Flying by: A birder’s notes
For many years I have been trying to learn the art of birdwatching, and have often been frustrated by glimpsing colors and forms at the periphery of my visual field. In “Flying by: a birder’s notes” I try to recollect these quick flashes of color and form and interweave them into a composite, which may include one or several species.
Unlike earlier series of mine, where I mourn or despair the disappearance of species of flora and fauna, and the environments in which they thrive, with this work I celebrate what I can see. 

Where next?
This series is a response to a time when the unexpected is the rule, whether it be  political, climate or personal. These monotypes and drawings began on a bleak day as I listened to the news on the radio in disbelief at what was happening and the seeming arbitrariness of where such events were occurring. Grabbing tools and media from around the studio, I began working on pages of old atlases,  building up surfaces to generate a picture of a world breaking up.

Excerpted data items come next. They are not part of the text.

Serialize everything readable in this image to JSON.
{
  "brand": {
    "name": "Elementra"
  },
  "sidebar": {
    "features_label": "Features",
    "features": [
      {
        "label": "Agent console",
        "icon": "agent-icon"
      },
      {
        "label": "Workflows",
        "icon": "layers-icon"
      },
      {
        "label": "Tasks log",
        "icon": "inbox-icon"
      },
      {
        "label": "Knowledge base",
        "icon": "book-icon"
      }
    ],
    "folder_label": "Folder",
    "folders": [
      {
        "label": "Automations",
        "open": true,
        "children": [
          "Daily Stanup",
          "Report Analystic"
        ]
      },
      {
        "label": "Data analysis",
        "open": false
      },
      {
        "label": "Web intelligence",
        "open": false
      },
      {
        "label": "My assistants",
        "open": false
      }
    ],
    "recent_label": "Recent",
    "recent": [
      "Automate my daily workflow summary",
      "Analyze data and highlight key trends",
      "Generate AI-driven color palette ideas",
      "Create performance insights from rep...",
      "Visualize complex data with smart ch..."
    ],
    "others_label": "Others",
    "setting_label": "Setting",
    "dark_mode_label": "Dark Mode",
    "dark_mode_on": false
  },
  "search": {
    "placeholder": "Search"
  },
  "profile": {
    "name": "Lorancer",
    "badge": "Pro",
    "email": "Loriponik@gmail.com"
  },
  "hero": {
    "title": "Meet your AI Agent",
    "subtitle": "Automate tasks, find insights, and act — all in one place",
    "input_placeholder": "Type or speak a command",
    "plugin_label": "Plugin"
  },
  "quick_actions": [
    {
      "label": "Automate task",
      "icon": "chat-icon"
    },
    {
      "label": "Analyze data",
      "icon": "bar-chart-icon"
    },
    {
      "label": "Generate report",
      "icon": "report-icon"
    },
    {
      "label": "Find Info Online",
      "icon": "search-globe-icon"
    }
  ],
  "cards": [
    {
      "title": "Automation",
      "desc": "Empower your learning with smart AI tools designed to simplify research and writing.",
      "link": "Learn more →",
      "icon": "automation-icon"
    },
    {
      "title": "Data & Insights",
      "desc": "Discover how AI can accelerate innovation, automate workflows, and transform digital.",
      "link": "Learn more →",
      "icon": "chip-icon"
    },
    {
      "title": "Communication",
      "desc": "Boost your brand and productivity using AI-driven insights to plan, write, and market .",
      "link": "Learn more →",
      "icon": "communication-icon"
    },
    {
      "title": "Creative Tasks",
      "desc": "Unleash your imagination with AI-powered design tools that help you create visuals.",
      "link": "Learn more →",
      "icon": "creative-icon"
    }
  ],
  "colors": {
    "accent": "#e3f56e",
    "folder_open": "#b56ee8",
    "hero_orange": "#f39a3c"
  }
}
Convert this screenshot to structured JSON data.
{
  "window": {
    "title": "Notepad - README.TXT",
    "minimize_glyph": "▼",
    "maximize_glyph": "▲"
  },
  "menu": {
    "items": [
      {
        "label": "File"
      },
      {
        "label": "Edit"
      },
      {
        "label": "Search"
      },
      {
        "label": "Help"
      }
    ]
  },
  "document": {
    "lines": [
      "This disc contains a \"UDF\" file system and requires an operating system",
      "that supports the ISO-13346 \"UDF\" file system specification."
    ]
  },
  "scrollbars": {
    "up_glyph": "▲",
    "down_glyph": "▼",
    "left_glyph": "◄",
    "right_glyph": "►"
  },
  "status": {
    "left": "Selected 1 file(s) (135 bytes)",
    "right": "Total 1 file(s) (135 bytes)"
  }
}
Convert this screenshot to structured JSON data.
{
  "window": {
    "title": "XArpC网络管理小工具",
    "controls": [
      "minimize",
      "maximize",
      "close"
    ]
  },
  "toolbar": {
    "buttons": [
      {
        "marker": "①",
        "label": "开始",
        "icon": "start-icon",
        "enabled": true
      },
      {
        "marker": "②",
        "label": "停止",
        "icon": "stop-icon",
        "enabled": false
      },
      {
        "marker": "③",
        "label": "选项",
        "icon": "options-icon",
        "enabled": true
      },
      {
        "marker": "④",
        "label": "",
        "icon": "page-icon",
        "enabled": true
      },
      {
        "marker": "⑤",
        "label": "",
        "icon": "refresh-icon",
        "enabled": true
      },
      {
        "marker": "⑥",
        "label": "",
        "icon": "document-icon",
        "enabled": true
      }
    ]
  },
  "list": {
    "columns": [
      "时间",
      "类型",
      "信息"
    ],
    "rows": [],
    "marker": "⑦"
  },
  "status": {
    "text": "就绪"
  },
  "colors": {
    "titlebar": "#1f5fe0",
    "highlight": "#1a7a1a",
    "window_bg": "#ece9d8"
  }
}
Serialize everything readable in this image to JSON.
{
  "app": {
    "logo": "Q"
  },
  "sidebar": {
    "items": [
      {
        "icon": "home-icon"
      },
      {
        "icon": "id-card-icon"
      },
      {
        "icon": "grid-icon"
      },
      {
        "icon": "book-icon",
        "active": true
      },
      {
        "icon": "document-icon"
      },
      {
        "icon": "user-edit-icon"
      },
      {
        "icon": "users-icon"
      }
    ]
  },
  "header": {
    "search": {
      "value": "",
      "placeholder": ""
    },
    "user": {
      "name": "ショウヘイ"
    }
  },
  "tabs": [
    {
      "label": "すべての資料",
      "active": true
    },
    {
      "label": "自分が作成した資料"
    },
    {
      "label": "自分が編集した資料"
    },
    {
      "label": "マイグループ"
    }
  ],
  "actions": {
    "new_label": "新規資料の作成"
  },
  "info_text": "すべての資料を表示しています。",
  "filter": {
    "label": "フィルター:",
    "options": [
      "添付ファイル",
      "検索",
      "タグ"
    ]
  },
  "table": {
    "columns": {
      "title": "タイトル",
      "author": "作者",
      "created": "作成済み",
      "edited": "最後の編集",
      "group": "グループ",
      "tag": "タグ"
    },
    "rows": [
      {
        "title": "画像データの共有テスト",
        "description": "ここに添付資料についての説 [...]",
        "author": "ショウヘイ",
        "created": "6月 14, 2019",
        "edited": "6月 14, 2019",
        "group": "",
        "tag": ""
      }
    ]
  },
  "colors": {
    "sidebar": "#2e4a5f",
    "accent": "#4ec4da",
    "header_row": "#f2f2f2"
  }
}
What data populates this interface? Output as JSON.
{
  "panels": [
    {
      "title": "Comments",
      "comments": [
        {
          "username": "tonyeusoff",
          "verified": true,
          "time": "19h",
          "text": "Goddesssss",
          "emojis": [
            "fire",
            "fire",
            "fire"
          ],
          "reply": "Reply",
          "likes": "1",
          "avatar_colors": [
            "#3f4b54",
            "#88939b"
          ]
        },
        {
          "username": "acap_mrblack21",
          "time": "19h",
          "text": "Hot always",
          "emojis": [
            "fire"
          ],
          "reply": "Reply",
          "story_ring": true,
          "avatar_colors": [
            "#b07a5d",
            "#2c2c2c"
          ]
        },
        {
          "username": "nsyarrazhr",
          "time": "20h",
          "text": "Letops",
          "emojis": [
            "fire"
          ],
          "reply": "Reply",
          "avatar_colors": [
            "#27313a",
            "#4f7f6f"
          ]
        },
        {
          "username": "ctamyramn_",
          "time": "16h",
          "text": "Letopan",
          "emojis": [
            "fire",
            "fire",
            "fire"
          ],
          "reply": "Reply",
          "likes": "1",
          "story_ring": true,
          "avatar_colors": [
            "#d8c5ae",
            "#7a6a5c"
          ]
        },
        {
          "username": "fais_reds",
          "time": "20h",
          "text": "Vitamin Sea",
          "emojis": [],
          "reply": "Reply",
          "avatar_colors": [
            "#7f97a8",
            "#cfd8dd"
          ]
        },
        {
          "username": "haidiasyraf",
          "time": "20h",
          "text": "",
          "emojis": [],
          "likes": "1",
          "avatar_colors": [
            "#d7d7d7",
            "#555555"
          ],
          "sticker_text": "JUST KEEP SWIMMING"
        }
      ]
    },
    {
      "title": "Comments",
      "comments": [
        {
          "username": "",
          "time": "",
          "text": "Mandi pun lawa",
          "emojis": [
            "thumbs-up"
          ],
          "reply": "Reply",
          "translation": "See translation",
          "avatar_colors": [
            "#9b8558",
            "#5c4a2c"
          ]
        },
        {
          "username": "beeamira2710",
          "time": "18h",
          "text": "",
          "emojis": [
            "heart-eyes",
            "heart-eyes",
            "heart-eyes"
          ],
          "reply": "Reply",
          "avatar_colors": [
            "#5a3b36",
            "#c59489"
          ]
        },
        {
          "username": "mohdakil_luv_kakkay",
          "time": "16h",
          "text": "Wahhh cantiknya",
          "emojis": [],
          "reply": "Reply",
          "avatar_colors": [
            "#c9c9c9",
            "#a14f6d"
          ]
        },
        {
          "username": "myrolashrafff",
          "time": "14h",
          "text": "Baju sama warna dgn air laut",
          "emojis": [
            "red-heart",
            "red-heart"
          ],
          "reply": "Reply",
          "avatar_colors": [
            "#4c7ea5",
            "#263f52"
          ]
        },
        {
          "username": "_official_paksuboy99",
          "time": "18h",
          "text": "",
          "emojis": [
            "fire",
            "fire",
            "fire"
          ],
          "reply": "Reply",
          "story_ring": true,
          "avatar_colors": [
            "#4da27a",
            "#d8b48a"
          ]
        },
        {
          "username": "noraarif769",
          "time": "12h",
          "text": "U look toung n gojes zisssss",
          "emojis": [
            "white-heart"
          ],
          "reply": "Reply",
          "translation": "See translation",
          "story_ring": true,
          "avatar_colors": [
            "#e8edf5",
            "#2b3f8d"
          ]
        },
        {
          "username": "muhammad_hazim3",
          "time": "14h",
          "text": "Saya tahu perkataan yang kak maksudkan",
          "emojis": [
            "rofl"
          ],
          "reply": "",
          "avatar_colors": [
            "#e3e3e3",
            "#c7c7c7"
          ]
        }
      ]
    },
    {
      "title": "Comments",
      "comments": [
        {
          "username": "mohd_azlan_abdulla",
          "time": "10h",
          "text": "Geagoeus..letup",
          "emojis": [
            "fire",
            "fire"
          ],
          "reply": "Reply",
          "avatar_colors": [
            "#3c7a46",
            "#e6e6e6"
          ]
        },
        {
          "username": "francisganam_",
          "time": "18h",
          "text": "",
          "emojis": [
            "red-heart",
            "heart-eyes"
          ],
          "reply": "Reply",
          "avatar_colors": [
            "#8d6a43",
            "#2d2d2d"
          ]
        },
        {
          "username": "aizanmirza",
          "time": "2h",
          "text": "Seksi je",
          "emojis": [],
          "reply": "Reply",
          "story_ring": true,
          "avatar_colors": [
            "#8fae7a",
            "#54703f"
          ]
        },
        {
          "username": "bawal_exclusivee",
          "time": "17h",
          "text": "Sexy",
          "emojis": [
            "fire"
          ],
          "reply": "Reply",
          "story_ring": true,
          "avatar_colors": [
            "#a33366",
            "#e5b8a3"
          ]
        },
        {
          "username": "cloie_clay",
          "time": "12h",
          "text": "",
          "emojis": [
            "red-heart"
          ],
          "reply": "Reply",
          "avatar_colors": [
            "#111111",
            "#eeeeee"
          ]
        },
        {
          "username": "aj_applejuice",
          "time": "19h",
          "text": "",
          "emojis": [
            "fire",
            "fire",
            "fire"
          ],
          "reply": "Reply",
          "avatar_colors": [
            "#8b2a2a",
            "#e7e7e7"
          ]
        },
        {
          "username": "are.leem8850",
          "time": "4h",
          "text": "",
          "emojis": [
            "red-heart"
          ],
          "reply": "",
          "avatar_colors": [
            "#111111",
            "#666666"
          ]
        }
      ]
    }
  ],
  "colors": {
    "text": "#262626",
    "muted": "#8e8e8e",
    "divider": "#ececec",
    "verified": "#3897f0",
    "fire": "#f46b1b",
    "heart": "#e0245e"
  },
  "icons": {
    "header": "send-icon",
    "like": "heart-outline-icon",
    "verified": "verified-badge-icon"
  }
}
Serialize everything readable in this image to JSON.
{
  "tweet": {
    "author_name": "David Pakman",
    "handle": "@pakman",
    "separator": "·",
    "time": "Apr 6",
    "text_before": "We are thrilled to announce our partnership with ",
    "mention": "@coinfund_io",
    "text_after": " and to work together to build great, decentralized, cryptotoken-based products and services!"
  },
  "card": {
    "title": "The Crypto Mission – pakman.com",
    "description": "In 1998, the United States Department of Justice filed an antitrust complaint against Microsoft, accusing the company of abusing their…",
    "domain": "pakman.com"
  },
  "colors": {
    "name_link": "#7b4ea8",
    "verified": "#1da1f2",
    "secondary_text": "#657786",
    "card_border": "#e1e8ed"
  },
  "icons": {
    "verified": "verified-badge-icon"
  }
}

I see the world in flux and in all my drawings and paintings I try to show the conflict between stasis and change; between the unexpected, unplanned, unforeseen and the order and structure that appears and disappears.

I manipulate paper and paint to literally tear down and build up the surfaces, exposing what has been and, with line and geometry, evolving to a new equilibrium.

My work has long explored systems of thought and knowledge and has used layering of imagery, line and color to investigate subjects as diverse as cartography, scientific classification, urban architecture and environmental change.